Having chosen to rule alone from his vast neo-Ottoman palace in Ankara, he confronts the spiraling crisis alone.

The lira has collapsed by 40 percent this year. Turkish banks that borrowed heavily abroad now face the near impossible task of refinancing short-term debt in expensive dollars and euros.

Investors rattled by soaring inflation and a widening current account deficit were suddenly confronted by a row between Erdogan and Trump, who doubled tariffs on U.S. imports of Turkish steel and aluminum in an attempt to force Ankara to release Andrew Brunson, an evangelical Protestant pastor jailed after an attempted coup in 2016.

As the lira lost a quarter of its value last month alone, Erdogan accused the United States of waging “economic war” against Turkey.

Speaking last month at the anniversary of an 11th century Turkish victory over the Christian Byzantine empire, Erdogan told Turks not to believe the dispute with the United States was about him. “No, their issue is Turkey.
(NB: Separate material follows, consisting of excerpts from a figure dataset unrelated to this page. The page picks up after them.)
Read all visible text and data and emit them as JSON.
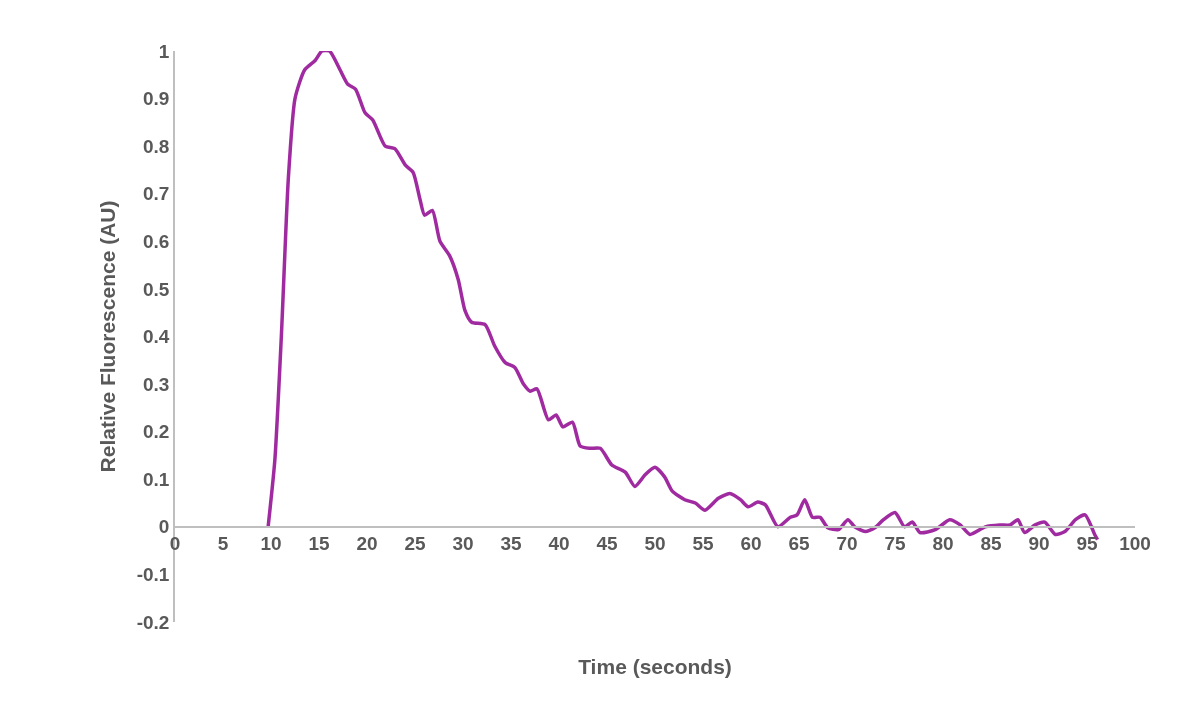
{
  "chart_data": {
    "type": "line",
    "xlabel": "Time (seconds)",
    "ylabel": "Relative Fluorescence (AU)",
    "xlim": [
      0,
      100
    ],
    "xticks": [
      0,
      5,
      10,
      15,
      20,
      25,
      30,
      35,
      40,
      45,
      50,
      55,
      60,
      65,
      70,
      75,
      80,
      85,
      90,
      95,
      100
    ],
    "ylim": [
      -0.2,
      1
    ],
    "yticks": [
      -0.2,
      -0.1,
      0,
      0.1,
      0.2,
      0.3,
      0.4,
      0.5,
      0.6,
      0.7,
      0.8,
      0.9,
      1
    ],
    "grid": false,
    "marker": "none",
    "line_style": "solid",
    "series": [
      {
        "color": "#a02ba0",
        "x": [
          9.7,
          10.4,
          11.1,
          11.8,
          12.5,
          13.5,
          14.6,
          15.3,
          16.1,
          17.2,
          18.0,
          18.8,
          19.8,
          20.6,
          21.9,
          22.9,
          24.0,
          24.8,
          25.5,
          26.0,
          26.8,
          27.6,
          28.6,
          29.5,
          30.2,
          30.9,
          32.3,
          33.3,
          34.4,
          35.4,
          36.3,
          37.0,
          37.7,
          38.9,
          39.7,
          40.4,
          41.4,
          42.2,
          43.2,
          44.3,
          45.5,
          46.9,
          47.9,
          49.0,
          50.0,
          51.0,
          51.8,
          53.1,
          54.2,
          55.2,
          56.6,
          57.8,
          58.9,
          59.7,
          60.7,
          61.5,
          62.8,
          64.1,
          64.8,
          65.6,
          66.4,
          67.2,
          68.0,
          69.1,
          70.1,
          70.8,
          71.9,
          72.9,
          73.8,
          75.0,
          76.0,
          76.8,
          77.6,
          79.2,
          80.7,
          81.8,
          82.8,
          84.4,
          85.9,
          87.0,
          87.8,
          88.5,
          89.6,
          90.6,
          91.7,
          92.7,
          93.8,
          94.8,
          95.8,
          96.1
        ],
        "values": [
          0,
          0.14,
          0.41,
          0.73,
          0.9,
          0.96,
          0.98,
          1.0,
          1.0,
          0.96,
          0.93,
          0.92,
          0.87,
          0.855,
          0.8,
          0.795,
          0.76,
          0.745,
          0.69,
          0.655,
          0.665,
          0.6,
          0.57,
          0.52,
          0.455,
          0.43,
          0.425,
          0.38,
          0.345,
          0.335,
          0.3,
          0.285,
          0.29,
          0.225,
          0.235,
          0.21,
          0.22,
          0.17,
          0.165,
          0.165,
          0.13,
          0.115,
          0.085,
          0.11,
          0.125,
          0.105,
          0.075,
          0.057,
          0.05,
          0.035,
          0.06,
          0.07,
          0.057,
          0.042,
          0.052,
          0.046,
          0.0,
          0.02,
          0.025,
          0.057,
          0.02,
          0.02,
          -0.002,
          -0.006,
          0.015,
          0.0,
          -0.01,
          -0.002,
          0.015,
          0.03,
          0.0,
          0.01,
          -0.012,
          -0.006,
          0.015,
          0.004,
          -0.016,
          0.0,
          0.004,
          0.004,
          0.015,
          -0.012,
          0.004,
          0.01,
          -0.016,
          -0.01,
          0.015,
          0.025,
          -0.016,
          -0.027
        ]
      }
    ]
  }
}
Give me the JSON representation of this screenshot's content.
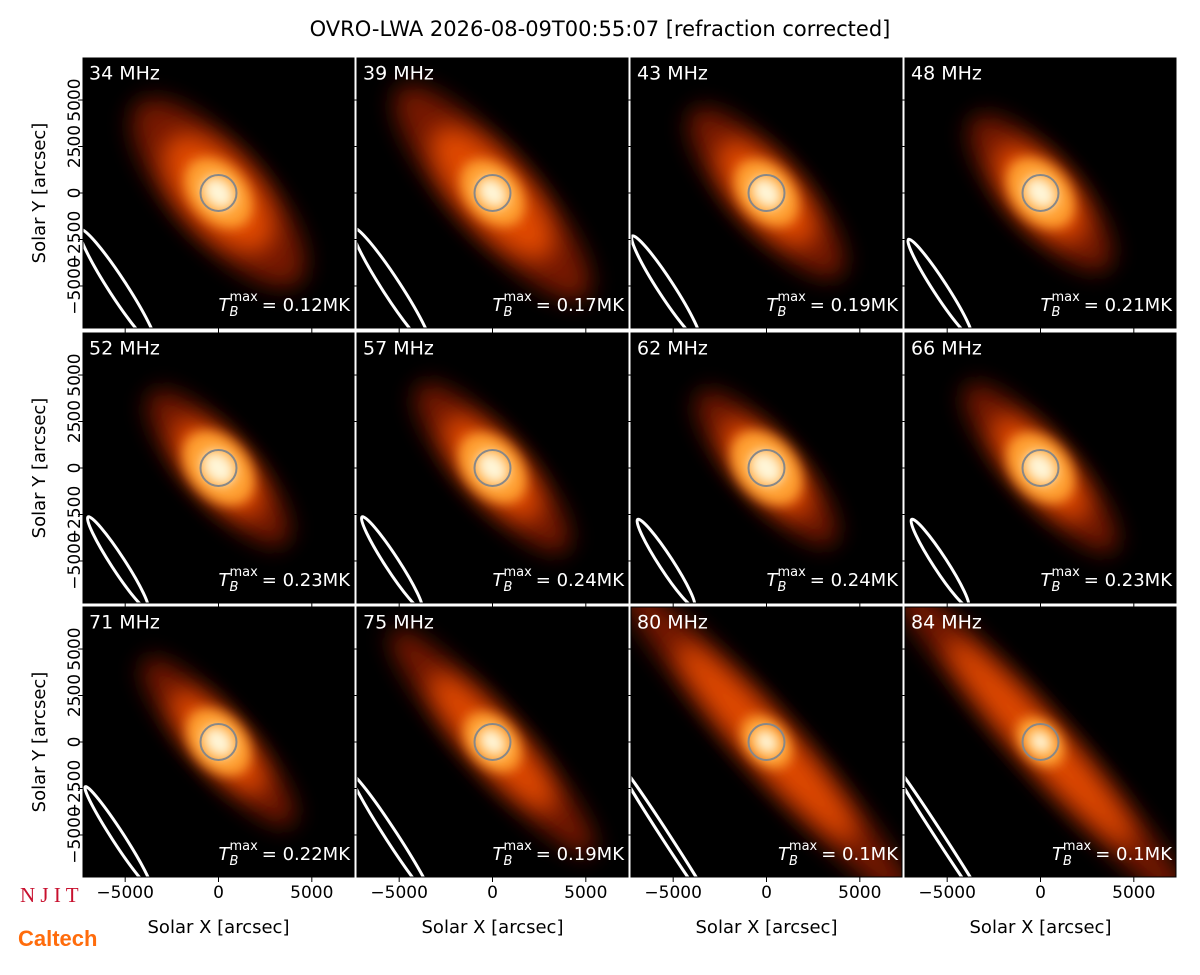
{
  "title": "OVRO-LWA 2026-08-09T00:55:07 [refraction corrected]",
  "xlabel": "Solar X [arcsec]",
  "ylabel": "Solar Y [arcsec]",
  "xlim": [
    -7260,
    7260
  ],
  "ylim": [
    -7260,
    7260
  ],
  "xticks": [
    {
      "value": -5000,
      "label": "−5000"
    },
    0,
    5000
  ],
  "yticks": [
    {
      "value": -5000,
      "label": "−5000"
    },
    {
      "value": -2500,
      "label": "−2500"
    },
    0,
    2500,
    5000
  ],
  "tb_symbol": "T",
  "tb_sub": "B",
  "tb_sup": "max",
  "logos": [
    "N J I T",
    "Caltech"
  ],
  "chart_data": [
    {
      "type": "image",
      "label": "34 MHz",
      "tmax": "= 0.12MK"
    },
    {
      "type": "image",
      "label": "39 MHz",
      "tmax": "= 0.17MK"
    },
    {
      "type": "image",
      "label": "43 MHz",
      "tmax": "= 0.19MK"
    },
    {
      "type": "image",
      "label": "48 MHz",
      "tmax": "= 0.21MK"
    },
    {
      "type": "image",
      "label": "52 MHz",
      "tmax": "= 0.23MK"
    },
    {
      "type": "image",
      "label": "57 MHz",
      "tmax": "= 0.24MK"
    },
    {
      "type": "image",
      "label": "62 MHz",
      "tmax": "= 0.24MK"
    },
    {
      "type": "image",
      "label": "66 MHz",
      "tmax": "= 0.23MK"
    },
    {
      "type": "image",
      "label": "71 MHz",
      "tmax": "= 0.22MK"
    },
    {
      "type": "image",
      "label": "75 MHz",
      "tmax": "= 0.19MK"
    },
    {
      "type": "image",
      "label": "80 MHz",
      "tmax": "= 0.1MK"
    },
    {
      "type": "image",
      "label": "84 MHz",
      "tmax": "= 0.1MK"
    }
  ]
}
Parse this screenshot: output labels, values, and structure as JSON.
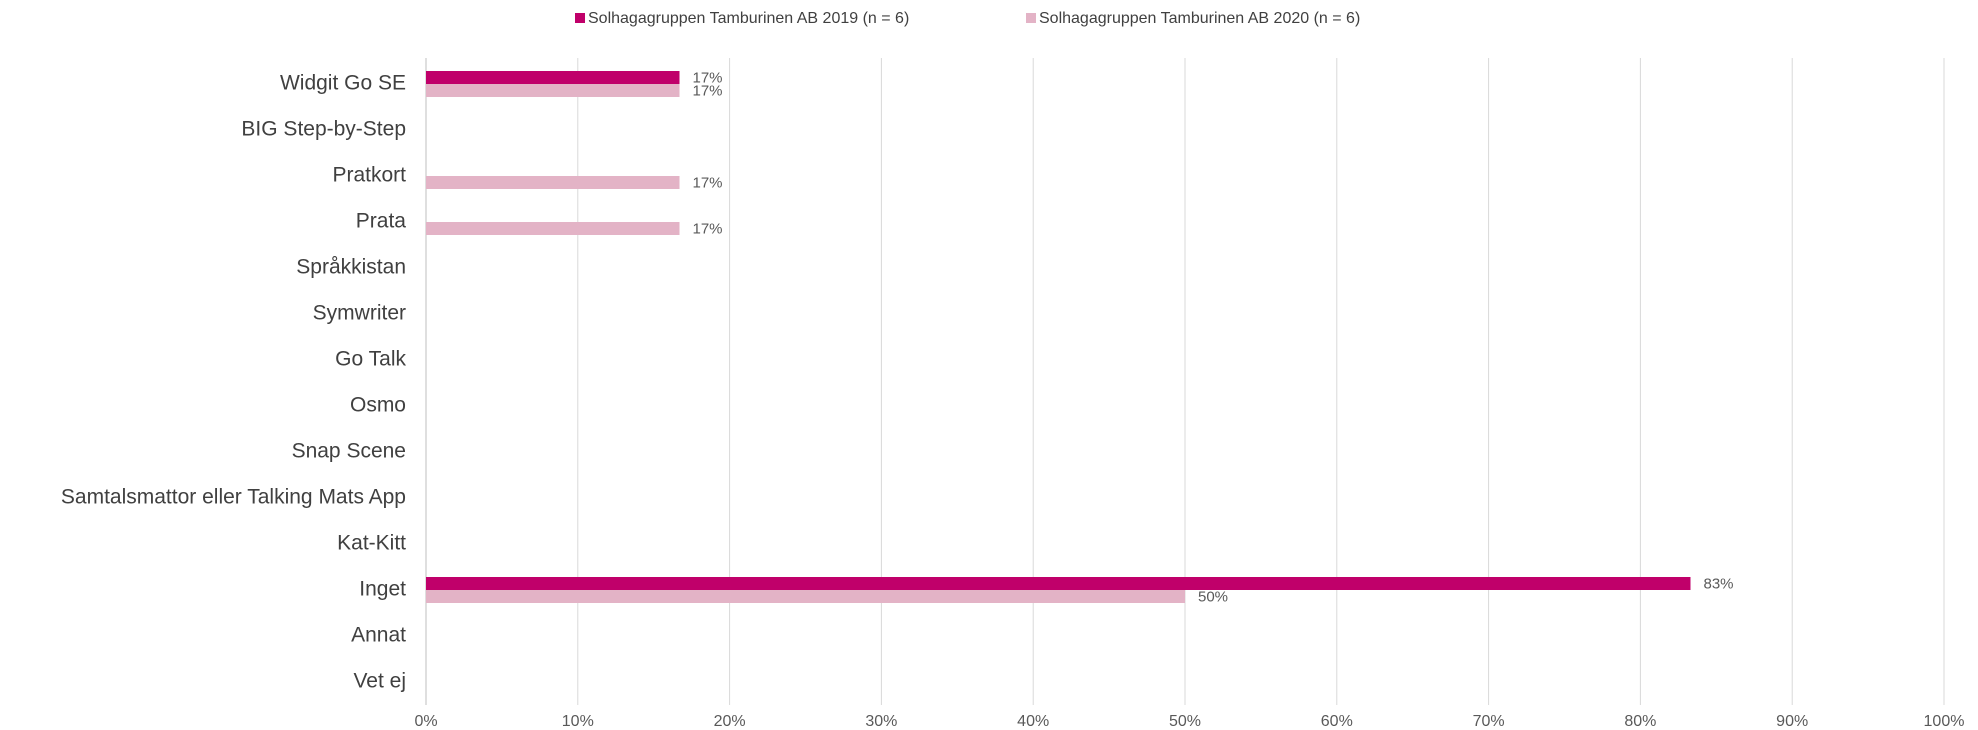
{
  "chart_data": {
    "type": "hbar",
    "categories": [
      "Widgit Go SE",
      "BIG Step-by-Step",
      "Pratkort",
      "Prata",
      "Språkkistan",
      "Symwriter",
      "Go Talk",
      "Osmo",
      "Snap Scene",
      "Samtalsmattor eller Talking Mats App",
      "Kat-Kitt",
      "Inget",
      "Annat",
      "Vet ej"
    ],
    "series": [
      {
        "name": "Solhagagruppen Tamburinen AB 2019 (n = 6)",
        "color": "#c0006a",
        "values": [
          16.7,
          0,
          0,
          0,
          0,
          0,
          0,
          0,
          0,
          0,
          0,
          83.3,
          0,
          0
        ],
        "value_labels": [
          "17%",
          null,
          null,
          null,
          null,
          null,
          null,
          null,
          null,
          null,
          null,
          "83%",
          null,
          null
        ]
      },
      {
        "name": "Solhagagruppen Tamburinen AB 2020 (n = 6)",
        "color": "#e3b3c6",
        "values": [
          16.7,
          0,
          16.7,
          16.7,
          0,
          0,
          0,
          0,
          0,
          0,
          0,
          50,
          0,
          0
        ],
        "value_labels": [
          "17%",
          null,
          "17%",
          "17%",
          null,
          null,
          null,
          null,
          null,
          null,
          null,
          "50%",
          null,
          null
        ]
      }
    ],
    "xlim": [
      0,
      100
    ],
    "xticks": [
      {
        "value": 0,
        "label": "0%"
      },
      {
        "value": 10,
        "label": "10%"
      },
      {
        "value": 20,
        "label": "20%"
      },
      {
        "value": 30,
        "label": "30%"
      },
      {
        "value": 40,
        "label": "40%"
      },
      {
        "value": 50,
        "label": "50%"
      },
      {
        "value": 60,
        "label": "60%"
      },
      {
        "value": 70,
        "label": "70%"
      },
      {
        "value": 80,
        "label": "80%"
      },
      {
        "value": 90,
        "label": "90%"
      },
      {
        "value": 100,
        "label": "100%"
      }
    ],
    "grid": true,
    "legend": "top"
  }
}
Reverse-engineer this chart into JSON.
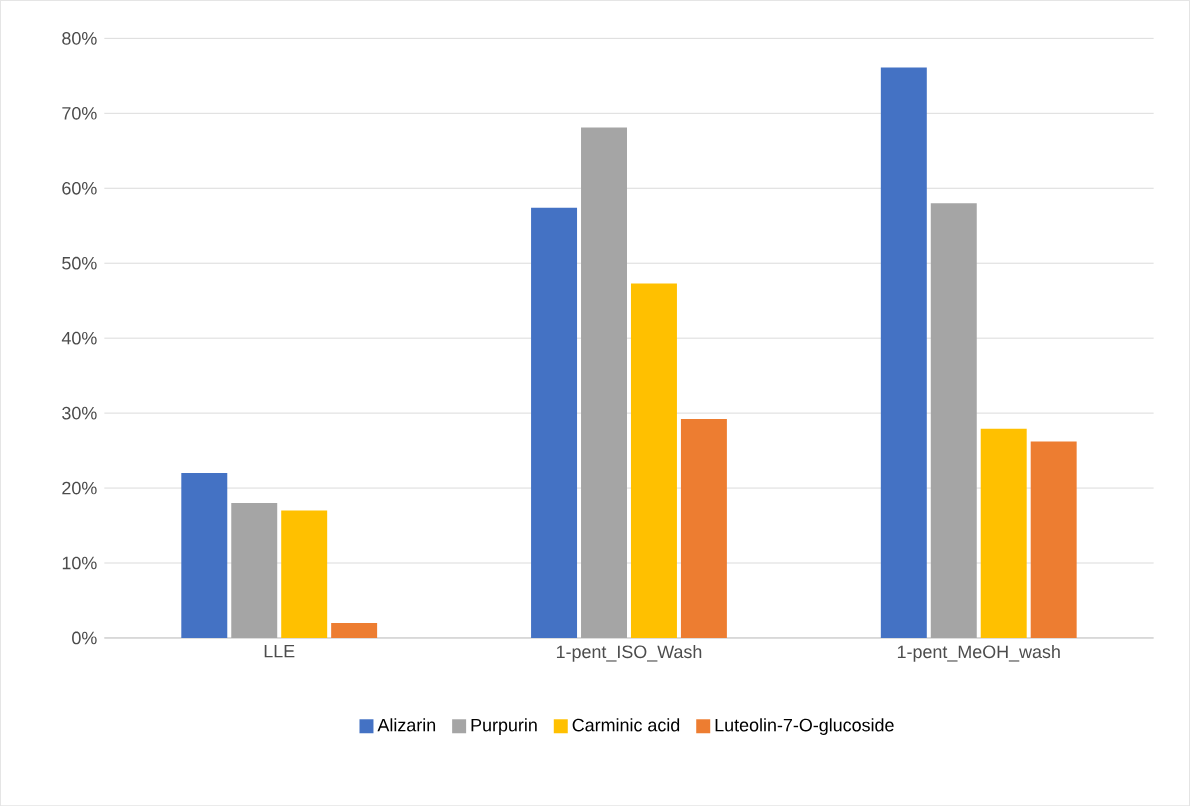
{
  "chart_data": {
    "type": "bar",
    "categories": [
      "LLE",
      "1-pent_ISO_Wash",
      "1-pent_MeOH_wash"
    ],
    "series": [
      {
        "name": "Alizarin",
        "color": "#4472c4",
        "values": [
          22,
          57.4,
          76.1
        ]
      },
      {
        "name": "Purpurin",
        "color": "#a5a5a5",
        "values": [
          18,
          68.1,
          58
        ]
      },
      {
        "name": "Carminic acid",
        "color": "#ffc000",
        "values": [
          17,
          47.3,
          27.9
        ]
      },
      {
        "name": "Luteolin-7-O-glucoside",
        "color": "#ed7d31",
        "values": [
          2,
          29.2,
          26.2
        ]
      }
    ],
    "ylim": [
      0,
      80
    ],
    "yticks": [
      {
        "value": 0,
        "label": "0%"
      },
      {
        "value": 10,
        "label": "10%"
      },
      {
        "value": 20,
        "label": "20%"
      },
      {
        "value": 30,
        "label": "30%"
      },
      {
        "value": 40,
        "label": "40%"
      },
      {
        "value": 50,
        "label": "50%"
      },
      {
        "value": 60,
        "label": "60%"
      },
      {
        "value": 70,
        "label": "70%"
      },
      {
        "value": 80,
        "label": "80%"
      }
    ],
    "grid": "y",
    "legend": "bottom"
  }
}
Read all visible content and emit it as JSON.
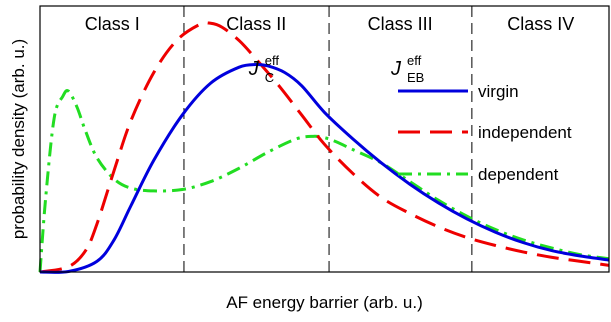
{
  "chart_data": {
    "type": "line",
    "title": "",
    "xlabel": "AF energy barrier (arb. u.)",
    "ylabel": "probability density (arb. u.)",
    "xlim": [
      0,
      1
    ],
    "ylim": [
      0,
      1
    ],
    "ticks": "none",
    "grid": false,
    "class_boundaries": [
      0.253,
      0.508,
      0.759
    ],
    "classes": [
      {
        "label": "Class I",
        "center": 0.127
      },
      {
        "label": "Class II",
        "center": 0.38
      },
      {
        "label": "Class III",
        "center": 0.633
      },
      {
        "label": "Class IV",
        "center": 0.88
      }
    ],
    "annotations": [
      {
        "symbol": "J",
        "sup": "eff",
        "sub": "C",
        "x": 0.395,
        "y": 0.74
      },
      {
        "symbol": "J",
        "sup": "eff",
        "sub": "EB",
        "x": 0.645,
        "y": 0.74
      }
    ],
    "legend": {
      "placement": "right"
    },
    "series": [
      {
        "name": "virgin",
        "color": "#0000dd",
        "dash": "solid",
        "x": [
          0.0,
          0.05,
          0.1,
          0.13,
          0.16,
          0.2,
          0.25,
          0.3,
          0.35,
          0.38,
          0.4,
          0.43,
          0.46,
          0.5,
          0.55,
          0.6,
          0.65,
          0.7,
          0.75,
          0.8,
          0.85,
          0.9,
          0.95,
          1.0
        ],
        "y": [
          0.0,
          0.002,
          0.04,
          0.12,
          0.25,
          0.42,
          0.59,
          0.71,
          0.77,
          0.78,
          0.775,
          0.75,
          0.7,
          0.6,
          0.5,
          0.41,
          0.33,
          0.26,
          0.2,
          0.15,
          0.11,
          0.08,
          0.06,
          0.045
        ]
      },
      {
        "name": "independent",
        "color": "#ee0000",
        "dash": "long-dash",
        "x": [
          0.0,
          0.05,
          0.08,
          0.1,
          0.13,
          0.16,
          0.2,
          0.24,
          0.28,
          0.3,
          0.32,
          0.35,
          0.38,
          0.42,
          0.46,
          0.5,
          0.55,
          0.6,
          0.65,
          0.7,
          0.75,
          0.8,
          0.85,
          0.9,
          0.95,
          1.0
        ],
        "y": [
          0.0,
          0.02,
          0.08,
          0.18,
          0.38,
          0.57,
          0.75,
          0.87,
          0.93,
          0.935,
          0.92,
          0.87,
          0.8,
          0.7,
          0.59,
          0.48,
          0.37,
          0.28,
          0.22,
          0.17,
          0.13,
          0.1,
          0.075,
          0.055,
          0.04,
          0.025
        ]
      },
      {
        "name": "dependent",
        "color": "#22dd22",
        "dash": "dash-dot",
        "x": [
          0.0,
          0.01,
          0.025,
          0.04,
          0.05,
          0.065,
          0.08,
          0.1,
          0.13,
          0.16,
          0.2,
          0.25,
          0.3,
          0.35,
          0.4,
          0.45,
          0.48,
          0.5,
          0.52,
          0.55,
          0.6,
          0.65,
          0.7,
          0.75,
          0.8,
          0.85,
          0.9,
          0.95,
          1.0
        ],
        "y": [
          0.0,
          0.28,
          0.58,
          0.66,
          0.68,
          0.62,
          0.53,
          0.43,
          0.35,
          0.315,
          0.305,
          0.31,
          0.34,
          0.39,
          0.45,
          0.5,
          0.51,
          0.505,
          0.49,
          0.46,
          0.41,
          0.34,
          0.27,
          0.21,
          0.16,
          0.12,
          0.09,
          0.065,
          0.05
        ]
      }
    ]
  }
}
The issue is Islam,” he thundered.

This plays well with his base and, since Trump has used tariffs as a political reprisal, means most of the opposition will line up behind the Turkish president.

But the issue Erdogan most urgently has to confront is cash.

According to JPMorgan, $179 billion in Turkish foreign debt matures in the year to July 2019, $146 billion of which is owed by the private sector – especially Turkey’s banks – which borrowed abroad but often earns mostly in lira, saddling it with a severe debt mismatch given the plummeting currency.